Monday, December 3, 2018: 10:40 a.m.
N107/108 (Las Vegas Convention Center)
Erin Noonan , Geosciences Department, Baylor University, Waco, TX
Joe C. Yelderman Jr., PhD, PG , Geosciences, Baylor University, Waco, TX

The Brazos River Alluvium aquifer is a minor aquifer in central and east Texas under water table conditions. It is an underutilized resource, and is being considered as a future supplemental water source. However, variability in salinity occurs throughout the Brazos River Alluvium aquifer and the source of this variability is unclear. The objective of this study is to characterize salinity variability in the northern segment of the Brazos River Alluvium aquifer and evaluate potential salinity sources. A common supposition is elevated salinity levels in the aquifer are the result of groundwater-surface water interactions between the aquifer and the Brazos River, which also exhibits a high salinity. However, other salinity sources include irrigation, evapotranspiration, and brine contamination from historic oil and gas activities. To characterize the variability of aquifer salinity, water samples collected throughout the study area were analyzed for ions, specific conductance, and stable isotopes of hydrogen and oxygen. The specific conductance of the northern segment of the Brazos River Alluvium aquifer ranges from 390 to 1,640 mS/cm and averages 916 mS/cm. The average specific conductance the Brazos River in the northern segment is 1108 mS/cm. The spatial distribution of specific conductance in the aquifer shows that specific conductance changes rapidly over short distances. In multiple instances specific conductance values double over the course of a few hundred meters. Specific conductance profiles show stratification in wells, and data loggers have been implemented to monitor changes in specific conductance over time. Preliminary data show that the aquifer and river appear to be ionically and isotopically distinct, and that groundwater-surface water interactions between the aquifer and Brazos River is not likely the major source of aquifer salinity. However, irrigation with water from the Brazos River could potentially indirectly affect the salinity of the aquifer.

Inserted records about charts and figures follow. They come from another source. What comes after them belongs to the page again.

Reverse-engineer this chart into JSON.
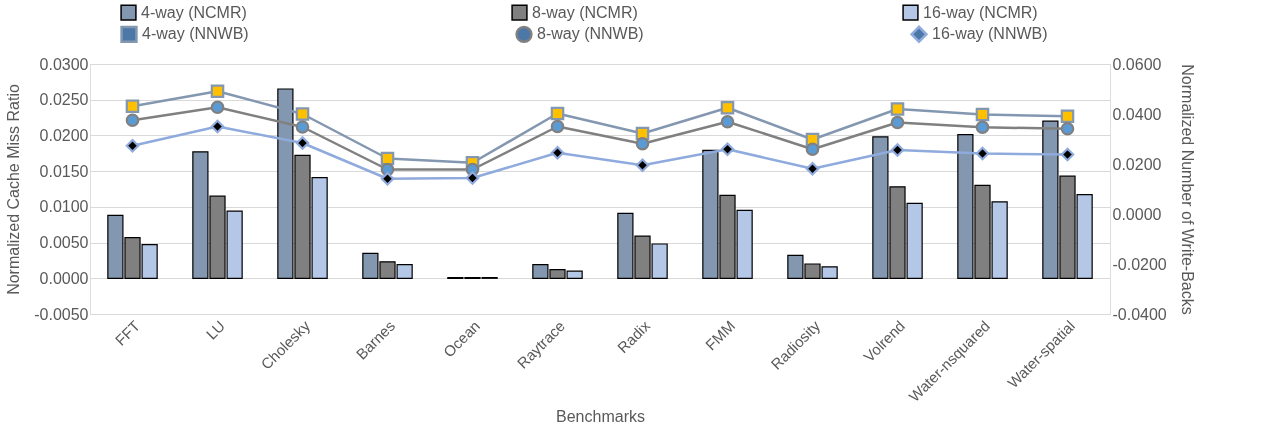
{
  "chart_data": {
    "type": "bar",
    "xlabel": "Benchmarks",
    "ylabel": "Normalized Cache Miss Ratio",
    "y2label": "Normalized Number of Write-Backs",
    "categories": [
      "FFT",
      "LU",
      "Cholesky",
      "Barnes",
      "Ocean",
      "Raytrace",
      "Radix",
      "FMM",
      "Radiosity",
      "Volrend",
      "Water-nsquared",
      "Water-spatial"
    ],
    "series": [
      {
        "name": "4-way (NCMR)",
        "color": "#8497b0",
        "values": [
          0.0088,
          0.0177,
          0.0265,
          0.0035,
          0.0001,
          0.0019,
          0.0091,
          0.0179,
          0.0032,
          0.0198,
          0.0201,
          0.022
        ]
      },
      {
        "name": "8-way (NCMR)",
        "color": "#808080",
        "values": [
          0.0057,
          0.0115,
          0.0172,
          0.0023,
          0.0001,
          0.0012,
          0.0059,
          0.0116,
          0.002,
          0.0128,
          0.013,
          0.0143
        ]
      },
      {
        "name": "16-way (NCMR)",
        "color": "#b4c7e7",
        "values": [
          0.0047,
          0.0094,
          0.0141,
          0.0019,
          0.0001,
          0.001,
          0.0048,
          0.0095,
          0.0016,
          0.0105,
          0.0107,
          0.0117
        ]
      },
      {
        "name": "4-way (NNWB)",
        "type": "line",
        "axis": "y2",
        "marker": "square",
        "color": "#8497b0",
        "values": [
          0.0431,
          0.0491,
          0.04,
          0.0222,
          0.0205,
          0.0402,
          0.0322,
          0.0425,
          0.0298,
          0.042,
          0.0398,
          0.0391
        ]
      },
      {
        "name": "8-way (NNWB)",
        "type": "line",
        "axis": "y2",
        "marker": "circle",
        "color": "#808080",
        "values": [
          0.0375,
          0.0427,
          0.0348,
          0.0178,
          0.0178,
          0.035,
          0.0281,
          0.0369,
          0.0259,
          0.0366,
          0.0347,
          0.0341
        ]
      },
      {
        "name": "16-way (NNWB)",
        "type": "line",
        "axis": "y2",
        "marker": "diamond",
        "color": "#8faadc",
        "values": [
          0.0273,
          0.035,
          0.0284,
          0.0141,
          0.0144,
          0.0245,
          0.0195,
          0.0259,
          0.0181,
          0.0256,
          0.0242,
          0.0238
        ]
      }
    ],
    "ylim": [
      -0.005,
      0.03
    ],
    "yticks": [
      {
        "value": -0.005,
        "label": "-0.0050"
      },
      {
        "value": 0,
        "label": "0.0000"
      },
      {
        "value": 0.005,
        "label": "0.0050"
      },
      {
        "value": 0.01,
        "label": "0.0100"
      },
      {
        "value": 0.015,
        "label": "0.0150"
      },
      {
        "value": 0.02,
        "label": "0.0200"
      },
      {
        "value": 0.025,
        "label": "0.0250"
      },
      {
        "value": 0.03,
        "label": "0.0300"
      }
    ],
    "y2lim": [
      -0.04,
      0.06
    ],
    "y2ticks": [
      {
        "value": -0.04,
        "label": "-0.0400"
      },
      {
        "value": -0.02,
        "label": "-0.0200"
      },
      {
        "value": 0,
        "label": "0.0000"
      },
      {
        "value": 0.02,
        "label": "0.0200"
      },
      {
        "value": 0.04,
        "label": "0.0400"
      },
      {
        "value": 0.06,
        "label": "0.0600"
      }
    ],
    "grid": "y",
    "legend": "top"
  }
}
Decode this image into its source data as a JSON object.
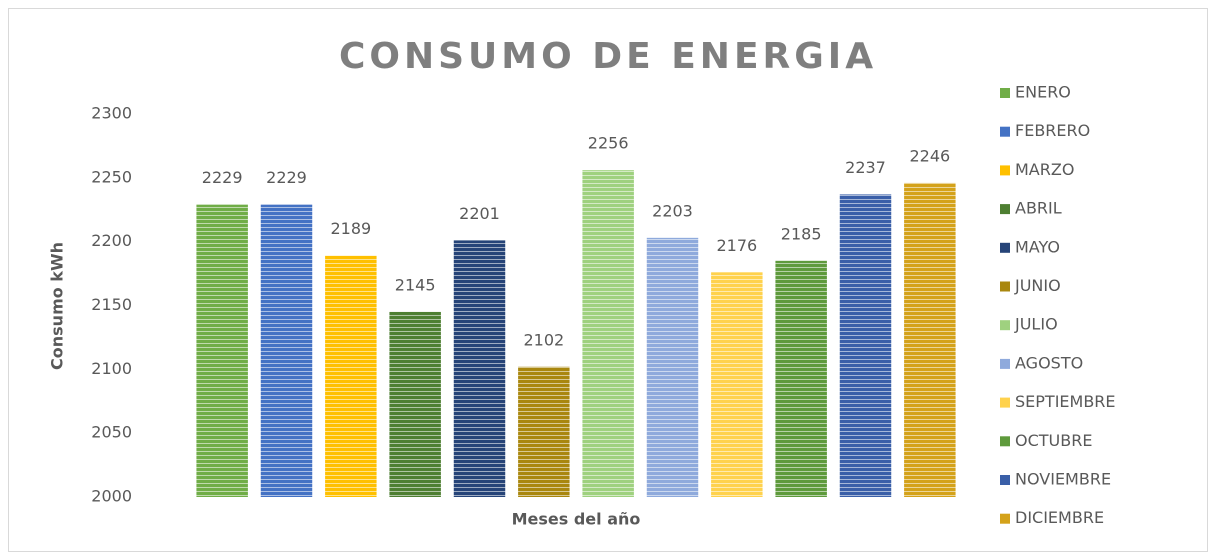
{
  "chart_data": {
    "type": "bar",
    "title": "CONSUMO DE ENERGIA",
    "y_label": "Consumo kWh",
    "x_label": "Meses del año",
    "series": [
      {
        "name": "ENERO",
        "color": "#70ad47",
        "values": [
          2229
        ]
      },
      {
        "name": "FEBRERO",
        "color": "#4472c4",
        "values": [
          2229
        ]
      },
      {
        "name": "MARZO",
        "color": "#ffc000",
        "values": [
          2189
        ]
      },
      {
        "name": "ABRIL",
        "color": "#4e7f32",
        "values": [
          2145
        ]
      },
      {
        "name": "MAYO",
        "color": "#264478",
        "values": [
          2201
        ]
      },
      {
        "name": "JUNIO",
        "color": "#a9870f",
        "values": [
          2102
        ]
      },
      {
        "name": "JULIO",
        "color": "#9fd17f",
        "values": [
          2256
        ]
      },
      {
        "name": "AGOSTO",
        "color": "#8faadc",
        "values": [
          2203
        ]
      },
      {
        "name": "SEPTIEMBRE",
        "color": "#ffd24d",
        "values": [
          2176
        ]
      },
      {
        "name": "OCTUBRE",
        "color": "#5e9a3c",
        "values": [
          2185
        ]
      },
      {
        "name": "NOVIEMBRE",
        "color": "#3a5fa8",
        "values": [
          2237
        ]
      },
      {
        "name": "DICIEMBRE",
        "color": "#d4a21a",
        "values": [
          2246
        ]
      }
    ],
    "ylim": [
      2000,
      2300
    ],
    "yticks": [
      2000,
      2050,
      2100,
      2150,
      2200,
      2250,
      2300
    ],
    "legend": "right"
  }
}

Erin Noonan, Geosciences Department, Baylor University, Waco, TX
I am a Master of Science in Geology candidate at Baylor University and have a Bachelor of Science in Geoscience and Minor in Mathematics from Angelo State University. The focus of my thesis is on characterizing the variability of salinity in the northern segment of the Brazos River Alluvium aquifer, and evaluating potential sources of salinity. In addition, I am a licensed Geoscientist in Training (GIT) in the state of Texas.


Joe C. Yelderman Jr., PhD, PG, Geosciences, Baylor University, Waco, TX
Joe Yelderman Jr. is a professor in the Department of Geology at Baylor University. He is currently the director of the Institute for Ecological, Earth, and Environmental Sciences. His specialty areas are hydrogeology and environmental geology. His research interests include springs, groundwater/surface-water interactions, and urban hydrogeology.